The EP is widely seen as part of the set of new institutions, such as the Nominated Member of Parliament (NMP) and Non-constituency Member of Parliament (NCMP) schemes, that the ruling People's Action Party (PAP) had introduced after 1984 to manage political change in response to a more sophisticated electorate.
The necessity of the EP can be traced back to the spectre of a "freak" general election result, a scenario first raised by founding Prime Minister Lee Kuan Yew in his 1984 National Rally Speech:
"If there is a freak election result and a coalition forms the government, all the reserves are available, the larder is wide open, you can raid it. Twenty-five years of hard work, savings, you can go on a spending spree for five years and then we are another broken-back country."
The need to guard against a "freak" election result has since become one of the dominant considerations of the PAP, extending into the design of the EP system.

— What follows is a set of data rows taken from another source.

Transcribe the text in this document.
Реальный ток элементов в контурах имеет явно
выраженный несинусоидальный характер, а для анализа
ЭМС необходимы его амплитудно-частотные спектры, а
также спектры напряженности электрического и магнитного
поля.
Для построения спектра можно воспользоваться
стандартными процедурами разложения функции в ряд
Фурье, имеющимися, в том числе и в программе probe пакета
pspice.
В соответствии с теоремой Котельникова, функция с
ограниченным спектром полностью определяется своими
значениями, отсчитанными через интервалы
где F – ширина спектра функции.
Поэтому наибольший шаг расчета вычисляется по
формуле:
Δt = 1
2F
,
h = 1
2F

Explaining the need for a pre-qualifying criteria and mechanism, then Prime Minister and Minister for Defence (Goh Chok Tong) said this in Parliament on Jan. 3, 1991, at the third reading of the Constitution Amendment Bill to introduce the Elected Presidency:
"The President's moral stature is important. If he lacks the necessary experience and stature, he will not have the moral weight to veto the Prime Minister should he hold a contrary view. This moral standing can come only if the President is a man of substance, tested and known for his integrity, objectivity, competence and judgment. It cannot come simply through winning elections...We cannot chance a freak election result in Presidential elections. It defeats the very purpose of having an Elected President if a freak result is possible. Pre-qualifying all Presidential candidates removes the nightmare of freak Presidential election results because the contest would be between qualified people. Whoever is chosen can do the job." (emphasis ours)
All eyes on the PEC
The pre-qualification mechanism is operated by the Presidential Elections Committee (PEC), whose role is to ensure that potential candidates for the job meet a set of qualification criteria set out in the Constitution.
However, as the PEC removes the power of choice one step away from the people, it has long been criticised as an unelected group of individuals that has excessive discretionary power.
They can decide if a person is of "integrity, good character and reputation" under Article 19(2)(e), and enjoy immunity from contrary findings that might be defamatory.
Their decision is final and not subjected to appeal or review in any court, insulating them from scrutiny and challenge. They also do not have a legal duty to give reasons for their decision.
Nevertheless, it is now up to the six-person PEC to deliberate the applications filed by the three potential candidates and decide who deserves to be awarded the Certificate of Eligibility (COE), which will determine whether there will be a contest on Sept. 23.
In a chapter in the book Managing Political Change in Singapore: The Elected Presidency, law academic Valentine Winslow argued that Singapore has perhaps tried too hard to ensure a safe result, attempting to "write the Constitution like an insurance policy -- so much so that the rights of electors to choose the president who appeals to them best is diminished".
As Nomination Day draws near, Singapore voters will soon find out if these words would prove prescient.